Game Playing with Minimax

Table of Contents

Overview

Your goal is to create an system that can accurately play Othello (also known as Reversi). The website eOthello lets you play it online, and it shows you the rules to play immediately below the game if you scroll down. Play a few games, especially if you haven’t played before. If you’d rather learn the rules from a video, here is a video to learn how to play Othello.

Get started

To get started with your assignment, copy the files othelloBoard.py and othelloPlayers.py into your directory. othelloBoard.py contains everything necessary to get the Othello game moving. Use Python’s help facility to see what what methods are in there that you might find useful. In other words, do the following:

$ python
Python 3.5.2 (default, Jul 10 2019, 11:58:48) 
[GCC 5.4.0 20160609] on linux
Type "help", "copyright", "credits" or "license" for more information.
>>> import othelloBoard
>>> help(othelloBoard)

You should not modify othelloBoard.py in any way, but you may find it instructional to look at. To actually start up an Othello game, run

python othelloBoard.py

from a command prompt. The game allows for two players, each of which can be a human player or a computer player. You’ll find a class for each of these players in othelloPlayers.py.

Your tasks

You need to submit code for following two functions/methods inside othelloPlayers.py:

heuristic(board)

  • Given a particular Othello board, return a heuristic value indicating the value of the board where a large positive number indicates a good position for white, and a large negative number indicates a good position for black. I have already given you code for the function heuristic, but it is very silly. You might need to experiment with this to come up with a good heuristic function. (You may not call the chooseMove function from within heuristic. Doing so would effectively not be calculating the heuristic on the current state, but would instead be looking ahead further.)

chooseMove(self,board) (within the ComputerPlayer class)

  • Given an Othello board, return a tuple (row,column) indicating the move that the computer chooses to make. Note that rows and columns start at 1, not 0, in order to make the game more playable for non-programmers.
  • You will code this up twice: once with basic minimax (that’s part 1), and the second time with alpha-beta pruning (that’s part 2).
  • Some more details: The number of plies is stored as an instance variable in the ComputerPlayer class. For example, a value of 1 for plies means that you should consider all possible moves you might make, and merely choose the one that gets you the best heuristic value. We will test your code by supplying our own heuristic function to see if your chooseMove method provides a move to a board position that yields the same heuristic value that ours does.
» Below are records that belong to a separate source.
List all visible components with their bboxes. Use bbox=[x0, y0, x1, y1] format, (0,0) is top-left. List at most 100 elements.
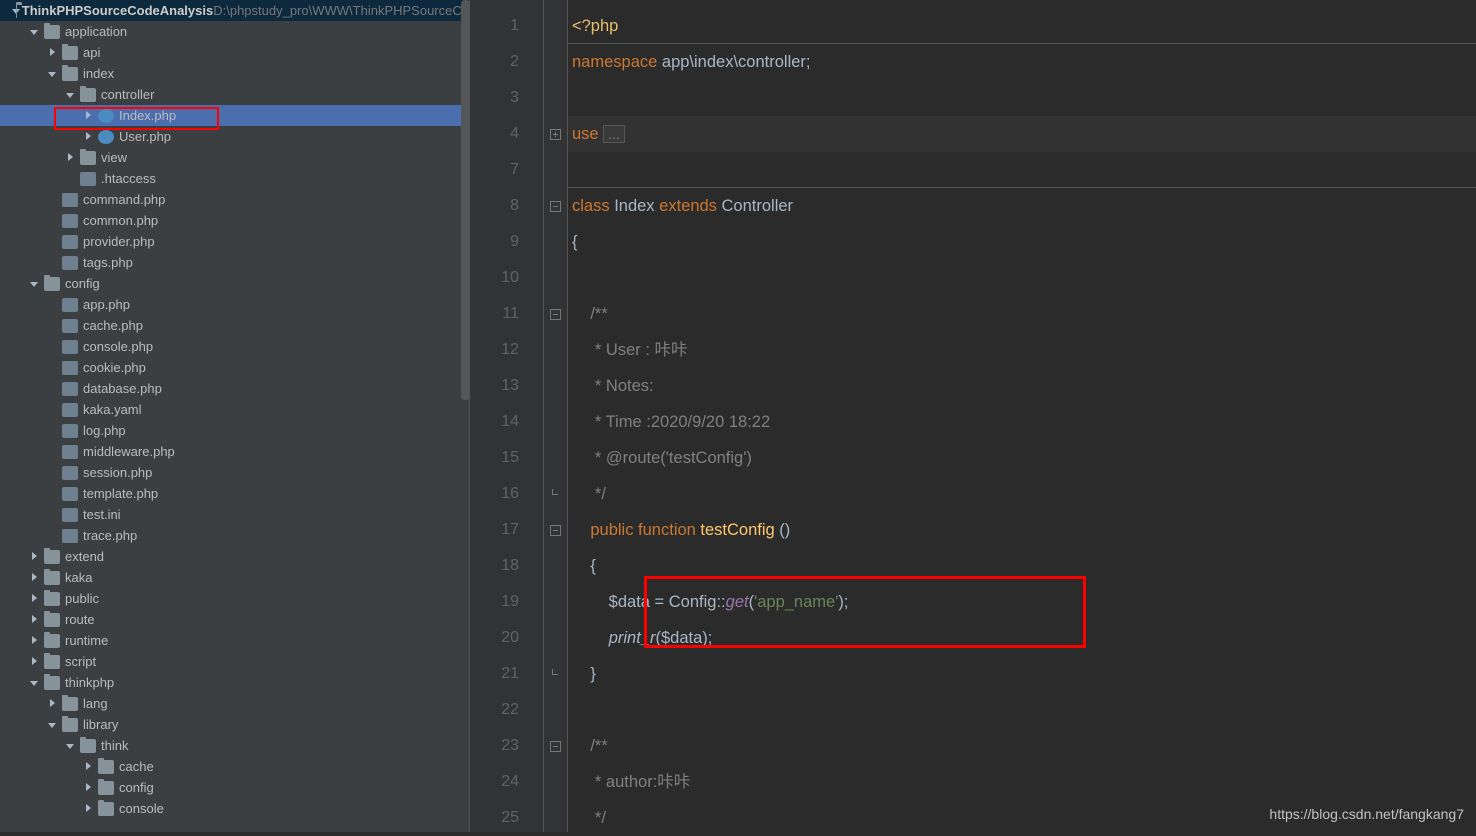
chevron-icon bbox=[48, 48, 58, 58]
tree-label: console bbox=[119, 801, 164, 816]
tree-item[interactable]: command.php bbox=[0, 189, 469, 210]
chevron-icon bbox=[66, 153, 76, 163]
line-number: 22 bbox=[470, 692, 543, 728]
tree-item[interactable]: extend bbox=[0, 546, 469, 567]
tree-item[interactable]: script bbox=[0, 651, 469, 672]
tree-item[interactable]: api bbox=[0, 42, 469, 63]
code-line: } bbox=[568, 656, 1476, 692]
tree-item[interactable]: library bbox=[0, 714, 469, 735]
fold-close-icon[interactable] bbox=[550, 489, 561, 500]
php-file-icon bbox=[62, 487, 78, 501]
tree-item[interactable]: tags.php bbox=[0, 252, 469, 273]
chevron-icon bbox=[30, 573, 40, 583]
code-area[interactable]: <?php namespace app\index\controller; us… bbox=[568, 0, 1476, 832]
tree-item[interactable]: common.php bbox=[0, 210, 469, 231]
tree-label: cookie.php bbox=[83, 360, 146, 375]
tree-item[interactable]: lang bbox=[0, 693, 469, 714]
folder-icon bbox=[62, 67, 78, 81]
tree-label: tags.php bbox=[83, 255, 133, 270]
tree-item[interactable]: database.php bbox=[0, 378, 469, 399]
line-number: 23 bbox=[470, 728, 543, 764]
tree-item[interactable]: thinkphp bbox=[0, 672, 469, 693]
tree-item[interactable]: route bbox=[0, 609, 469, 630]
folder-icon bbox=[44, 277, 60, 291]
chevron-icon bbox=[48, 720, 58, 730]
tree-item[interactable]: .htaccess bbox=[0, 168, 469, 189]
project-tree[interactable]: ThinkPHPSourceCodeAnalysis D:\phpstudy_p… bbox=[0, 0, 470, 832]
code-line: { bbox=[568, 224, 1476, 260]
tree-item[interactable]: application bbox=[0, 21, 469, 42]
line-number: 16 bbox=[470, 476, 543, 512]
tree-label: cache bbox=[119, 759, 154, 774]
tree-item[interactable]: runtime bbox=[0, 630, 469, 651]
chevron-icon bbox=[30, 678, 40, 688]
tree-label: app.php bbox=[83, 297, 130, 312]
tree-label: middleware.php bbox=[83, 444, 175, 459]
fold-icon[interactable] bbox=[550, 309, 561, 320]
chevron-icon bbox=[30, 657, 40, 667]
tree-item[interactable]: kaka bbox=[0, 567, 469, 588]
tree-label: common.php bbox=[83, 213, 158, 228]
fold-icon[interactable] bbox=[550, 201, 561, 212]
tree-path: D:\phpstudy_pro\WWW\ThinkPHPSourceCo bbox=[213, 3, 469, 18]
line-number: 3 bbox=[470, 80, 543, 116]
tree-item[interactable]: console.php bbox=[0, 336, 469, 357]
tree-label: provider.php bbox=[83, 234, 155, 249]
php-file-icon bbox=[62, 319, 78, 333]
tree-item[interactable]: middleware.php bbox=[0, 441, 469, 462]
tree-item[interactable]: config bbox=[0, 273, 469, 294]
code-line: * Time :2020/9/20 18:22 bbox=[568, 404, 1476, 440]
folder-icon bbox=[44, 592, 60, 606]
code-editor[interactable]: 123478910111213141516171819202122232425 … bbox=[470, 0, 1476, 832]
code-line: /** bbox=[568, 296, 1476, 332]
line-number: 1 bbox=[470, 8, 543, 44]
tree-label: console.php bbox=[83, 339, 153, 354]
tree-item[interactable]: Index.php bbox=[0, 105, 469, 126]
tree-item[interactable]: cache.php bbox=[0, 315, 469, 336]
folder-icon bbox=[80, 151, 96, 165]
chevron-icon bbox=[48, 69, 58, 79]
tree-label: view bbox=[101, 150, 127, 165]
tree-item[interactable]: index bbox=[0, 63, 469, 84]
php-file-icon bbox=[62, 361, 78, 375]
tree-item[interactable]: cache bbox=[0, 756, 469, 777]
tree-item[interactable]: trace.php bbox=[0, 525, 469, 546]
tree-item[interactable]: provider.php bbox=[0, 231, 469, 252]
file-icon bbox=[62, 508, 78, 522]
chevron-icon bbox=[84, 762, 94, 772]
php-file-icon bbox=[62, 445, 78, 459]
tree-item[interactable]: config bbox=[0, 777, 469, 798]
fold-icon[interactable] bbox=[550, 129, 561, 140]
tree-label: database.php bbox=[83, 381, 162, 396]
line-number: 24 bbox=[470, 764, 543, 800]
tree-item[interactable]: public bbox=[0, 588, 469, 609]
tree-item[interactable]: template.php bbox=[0, 483, 469, 504]
chevron-icon bbox=[84, 132, 94, 142]
chevron-icon bbox=[48, 699, 58, 709]
code-line: namespace app\index\controller; bbox=[568, 44, 1476, 80]
tree-item[interactable]: test.ini bbox=[0, 504, 469, 525]
fold-column[interactable] bbox=[544, 0, 568, 832]
tree-item[interactable]: view bbox=[0, 147, 469, 168]
tree-label: public bbox=[65, 591, 99, 606]
line-number: 4 bbox=[470, 116, 543, 152]
tree-item[interactable]: log.php bbox=[0, 420, 469, 441]
fold-icon[interactable] bbox=[550, 741, 561, 752]
tree-item[interactable]: console bbox=[0, 798, 469, 819]
fold-icon[interactable] bbox=[550, 525, 561, 536]
tree-item[interactable]: app.php bbox=[0, 294, 469, 315]
tree-item[interactable]: kaka.yaml bbox=[0, 399, 469, 420]
tree-item[interactable]: session.php bbox=[0, 462, 469, 483]
tree-item[interactable]: User.php bbox=[0, 126, 469, 147]
folder-icon bbox=[62, 46, 78, 60]
tree-item[interactable]: cookie.php bbox=[0, 357, 469, 378]
tree-item[interactable]: ThinkPHPSourceCodeAnalysis D:\phpstudy_p… bbox=[0, 0, 469, 21]
tree-item[interactable]: think bbox=[0, 735, 469, 756]
code-line: print_r($data); bbox=[568, 620, 1476, 656]
fold-close-icon[interactable] bbox=[550, 669, 561, 680]
sidebar-scrollbar[interactable] bbox=[461, 0, 470, 400]
folder-icon bbox=[98, 781, 114, 795]
tree-item[interactable]: controller bbox=[0, 84, 469, 105]
chevron-icon bbox=[84, 783, 94, 793]
tree-label: ThinkPHPSourceCodeAnalysis bbox=[22, 3, 213, 18]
Therefore, code this up carefully keeping that in mind, and make sure that you use self.plies as the number of plies to work with. Similarly, make sure that you do not call your heuristic function directly; rather, use the heuristic function that was initialized in the constructor for your ComputerPlayer object (e.g., use self.heuristic).

Multiple parts breakdown

Part 1 (team)

Grab the code, run it, and familiarize yourself with it. Turn in your program with a better heuristic function, and with chooseMove fully implemented with minimax, without alpha-beta pruning.

Part 2 (individual)

Start with the code that you wrote as a team, then turn in your program again, this time with alpha-beta pruning implemented (which you’ll do individually). Do this by having another ComputerPlayer class, this time called ComputerPlayerPruning. In your submitted code, chooseMove within ComputerPlayer should not have alpha-beta pruning, whereas chooseMove within ComputerPlayerPruning should. By doing so, you can debug by switching back and forth which kind of player object gets created by renaming your classes.

Grading

Part 1

Here’s how we will grade the first part of this assignment:

You will receive a grade M (meets expectations) for this assignment if…

  • when we run python othelloBoard.py and run it with one computer player against another, it seems plays itself
  • as we increase the number of plies for one player relative to the other, it should be more likely to win.
  • if we drop in a heuristic of our own (perhaps the simple one I provided), the number of times the heuristic is evaluated at each move should approximately match our results, especially at the early stages of the game.
  • if your heuristic seems to give reasonable values. If we try it out on boards of our creation, it should give high positive values for board positions that favor white, and high negative values for board positions that favor black.
  • when we look at your code, it appears to us that you have coded minimax.
  • your program is written to work in general, and not to only work for the specific tests that we have provided.
  • we see the expected behavior when comparing the results for the two different heuristics.

You will receive a grade of E (exemplary) for this assignment if you satisfy the above M requirements, and …

  • your code demonstrates a clear sequence of actions to achieve the goal at hand, and each piece is essential. Your code does not have notably more cases or conditions than it needs to.

Part 2

We will grade part 2 nearly identically to part 1. The key difference in the M grading is attempting to verify if you have done alpha-beta pruning correctly. This is challenging, but we will do our best. Specifically, we will be looking to see if the number of times the heuristic gets called drops relative to the non-pruning case, while still maintaining win performance.

Submitting your work

You should submit your files via Moodle. Do not put your name inside; we are going to grade the assignments anonymously, where Moodle will keep track of who you are but we won’t know until we’re done grading.